NF beta A, a factor required for maximal interleukin-1 beta gene expression is identical to the ets family member PU.1. Evidence for structural alteration following LPS activation.

We have previously identified and characterized the macrophage-, neutrophil- and B cell-specific nuclear factor beta A (NF beta A), which is involved in transcriptional regulation of the interleukin-1 beta (IL-1 beta) gene. NF beta A binds to a highly conserved sequence element located 6 bp upstream of the TATA motif within the IL-1 beta promoter and is required for maximal expression of the IL-1 beta gene. Here we show that NF beta A is identical to the previously identified ets gene family member PU.1. The NF beta A binding element shares 100% sequence identity with a novel PU.1 binding element recently found in the immunoglobulin J-chain promoter. Methylation interference DNA footprinting data demonstrated that NF beta A and PU.1 make identical protein/DNA contacts. In vitro synthesized PU.1 possesses a mobility and binding specificity identical to NF beta A as determined by electrophoretic mobility shift analysis (EMSA). Antisera directed against amino acids 39-55 of PU.1 recognizes NF beta A in a manner indistinguishable from PU.1 in EMSA 'supershift' studies.

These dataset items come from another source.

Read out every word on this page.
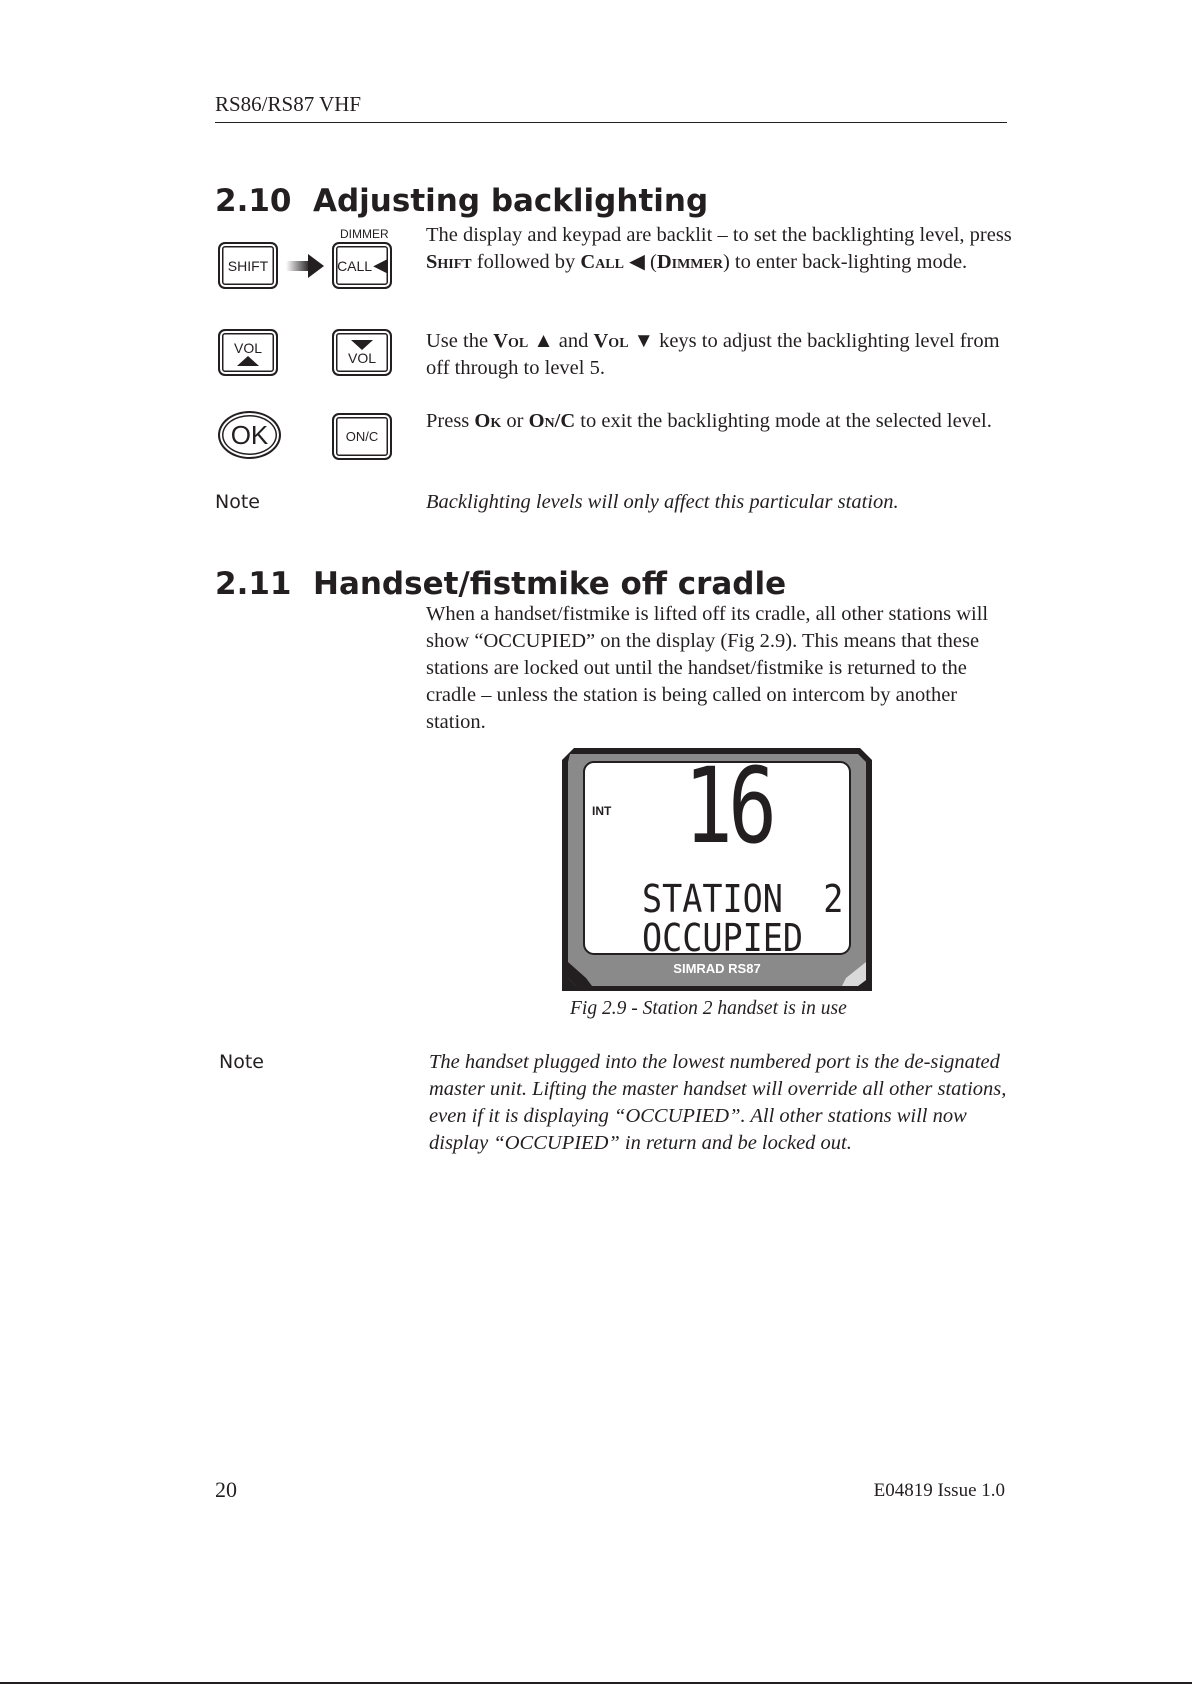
RS86/RS87 VHF
2.10 Adjusting backlighting
DIMMER
SHIFT	CALL ◀
The display and keypad are backlit – to set the backlighting level, press Shift followed by Call ◀ (Dimmer) to enter back-lighting mode.
VOL
VOL
Use the Vol ▲ and Vol ▼ keys to adjust the backlighting level from off through to level 5.
OK	ON/C
Press Ok or On/C to exit the backlighting mode at the selected level.
Note	Backlighting levels will only affect this particular station.
2.11 Handset/fistmike off cradle
When a handset/fistmike is lifted off its cradle, all other stations will show “OCCUPIED” on the display (Fig 2.9). This means that these stations are locked out until the handset/fistmike is returned to the cradle – unless the station is being called on intercom by another station.
INT 16
STATION  2
OCCUPIED
SIMRAD RS87
Fig 2.9 - Station 2 handset is in use
Note	The handset plugged into the lowest numbered port is the de-signated master unit. Lifting the master handset will override all other stations, even if it is displaying “OCCUPIED”. All other stations will now display “OCCUPIED” in return and be locked out.
20	E04819 Issue 1.0
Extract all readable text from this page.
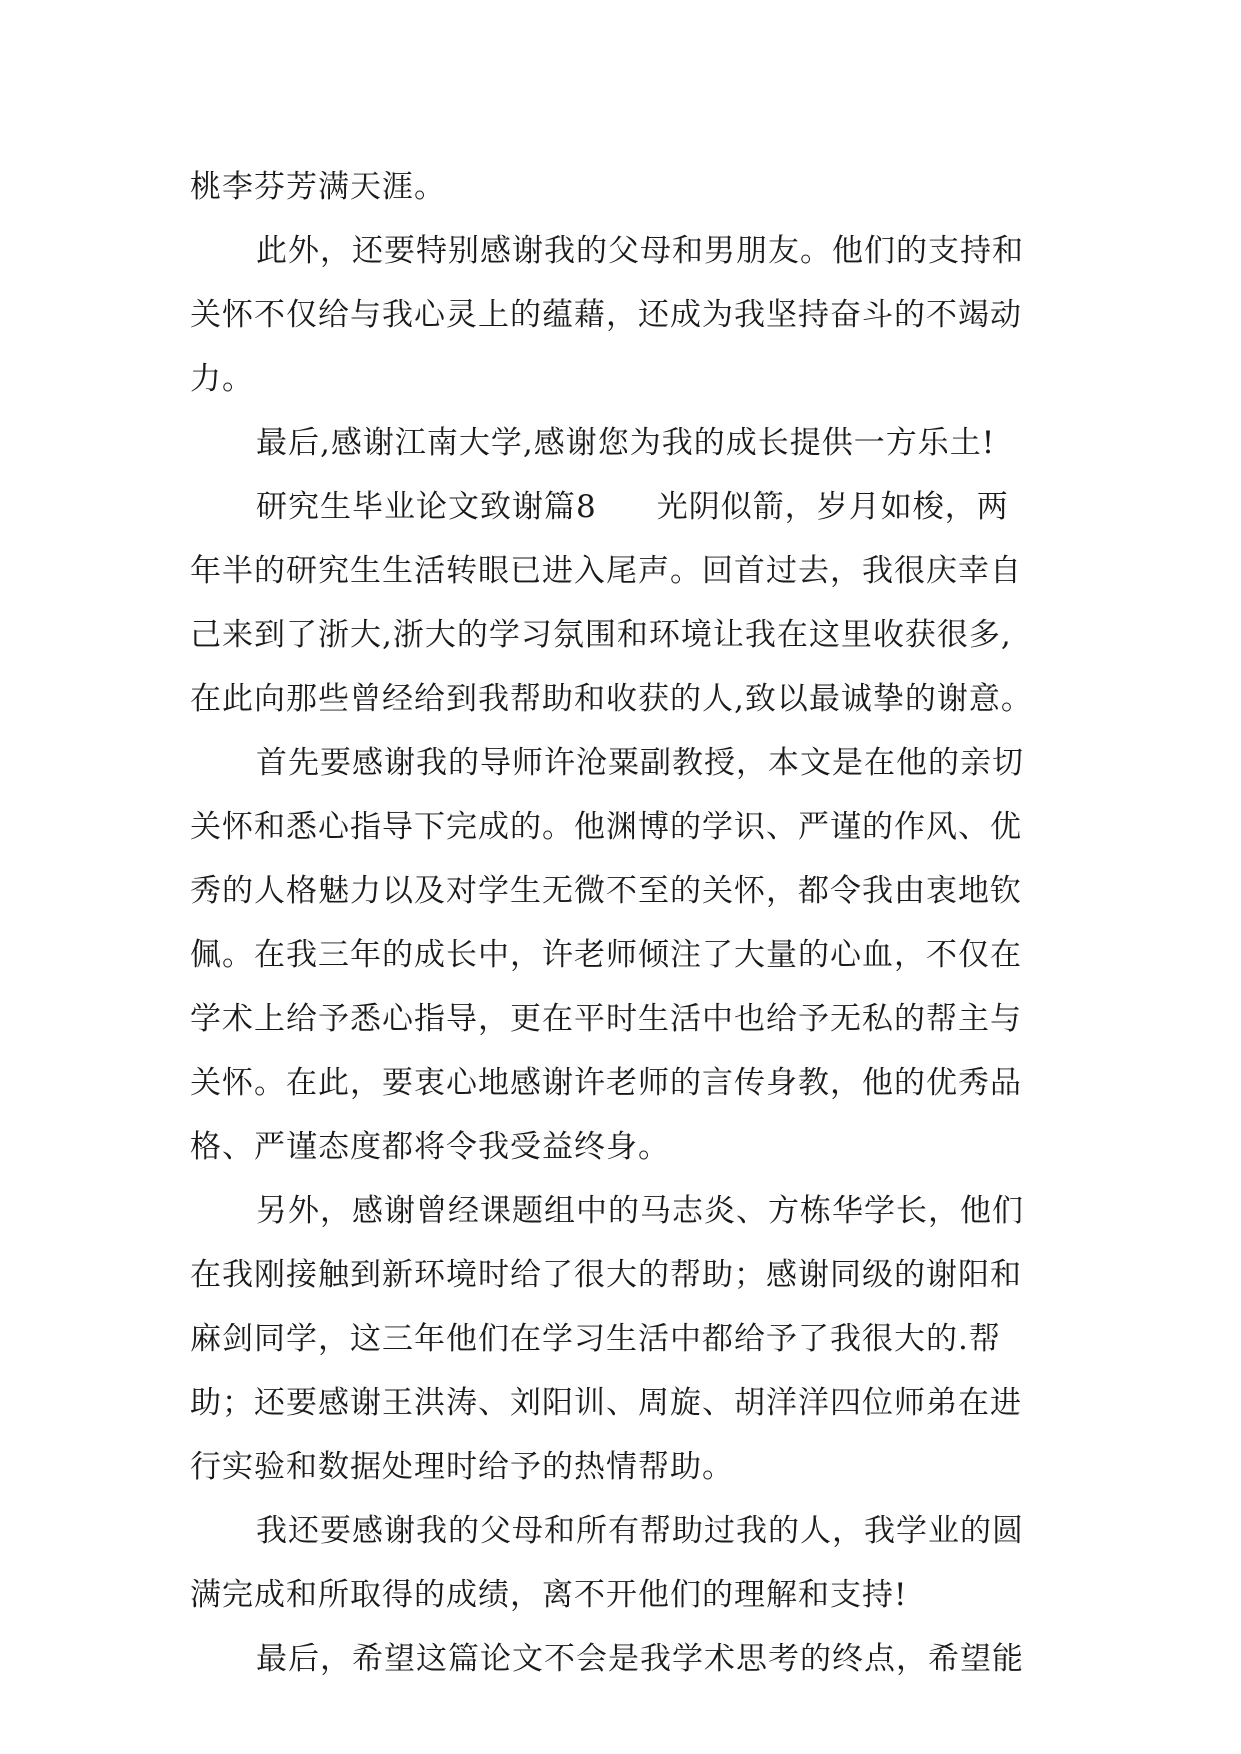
桃李芬芳满天涯。
此外，还要特别感谢我的父母和男朋友。他们的支持和
关怀不仅给与我心灵上的蕴藉，还成为我坚持奋斗的不竭动
力。
最后,感谢江南大学,感谢您为我的成长提供一方乐土!
研究生毕业论文致谢篇8 光阴似箭，岁月如梭，两
年半的研究生生活转眼已进入尾声。回首过去，我很庆幸自
己来到了浙大,浙大的学习氛围和环境让我在这里收获很多,
在此向那些曾经给到我帮助和收获的人,致以最诚挚的谢意。
首先要感谢我的导师许沧粟副教授，本文是在他的亲切
关怀和悉心指导下完成的。他渊博的学识、严谨的作风、优
秀的人格魅力以及对学生无微不至的关怀，都令我由衷地钦
佩。在我三年的成长中，许老师倾注了大量的心血，不仅在
学术上给予悉心指导，更在平时生活中也给予无私的帮主与
关怀。在此，要衷心地感谢许老师的言传身教，他的优秀品
格、严谨态度都将令我受益终身。
另外，感谢曾经课题组中的马志炎、方栋华学长，他们
在我刚接触到新环境时给了很大的帮助；感谢同级的谢阳和
麻剑同学，这三年他们在学习生活中都给予了我很大的.帮
助；还要感谢王洪涛、刘阳训、周旋、胡洋洋四位师弟在进
行实验和数据处理时给予的热情帮助。
我还要感谢我的父母和所有帮助过我的人，我学业的圆
满完成和所取得的成绩，离不开他们的理解和支持!
最后，希望这篇论文不会是我学术思考的终点，希望能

NF beta A and PU.1 also possess similar protein structure as determined by proteolytic clipping bandshift analysis. Furthermore, we show that PU.1 is able to transactivate an NF beta A-dependent promoter when co-transfected into HeLa cells which lack PU.1/NF beta A. EMSA studies using recombinant TATA binding protein (TBP) and PU.1 suggest that PU.1 may induce assembly of a distinct TBP-dependent complex on the IL-1 beta promoter. Finally, immunohistochemical confocal laser scanning microscopy studies suggest that LPS stimulation of RAW macrophages induces a structural change in the N-terminal transcriptional activation domain of PU.1.